Since the risks associated with a variance between actual and estimated purchase quantities are borne by the contractor, the government is obligated to use its best information in preparing quantity estimates so that offerors can appropriately assess and apportion risk and other contract performance costs into their prices. Where award is made on the basis of estimates that vary significantly from the agency's actual requirements, the contractor is in the untenable position of performing contract work of a magnitude significantly different from the solicited work, posing a risk to both the contractor and the government that the contractor will be unable to perform as required. News Printing, Inc., B-274773.2, Feb. 11, 1997, 97-1 CPD para. 68 at 3. Here, we conclude that the significantly overstated estimates in amendment 5 provided a reasonable basis for cancellation.
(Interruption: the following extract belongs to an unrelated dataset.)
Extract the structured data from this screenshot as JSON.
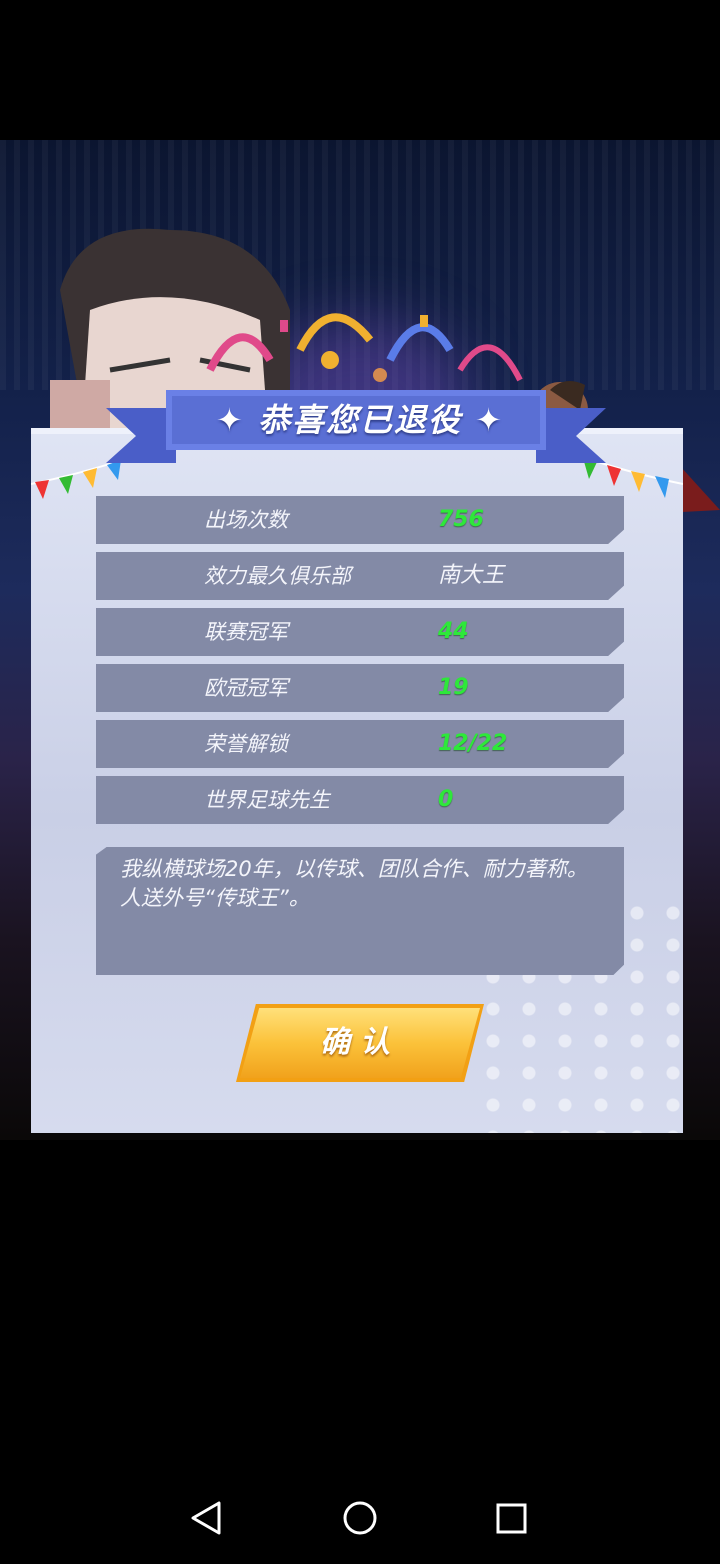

Noting that the agency has determined that even the April 2010 estimates are flawed, Platinum questions whether the revised solicitations will have estimates better than those contained in amendment 5. This concern is premature since the agency has not yet issued a revised solicitation. Norfolk Shipbuilding and Drydock Corp., B'219988, B-219988.3, Dec. 16, 1985, 85-2 CPD para. 667 at 3.

The protest is denied.

Lynn H. Gibson
Acting General Counsel



[1] Solicitations R-0003 and R-0005 and the amendments issued to these solicitations are essentially identical. Subsequent citations will generally refer to only RFP R'0003.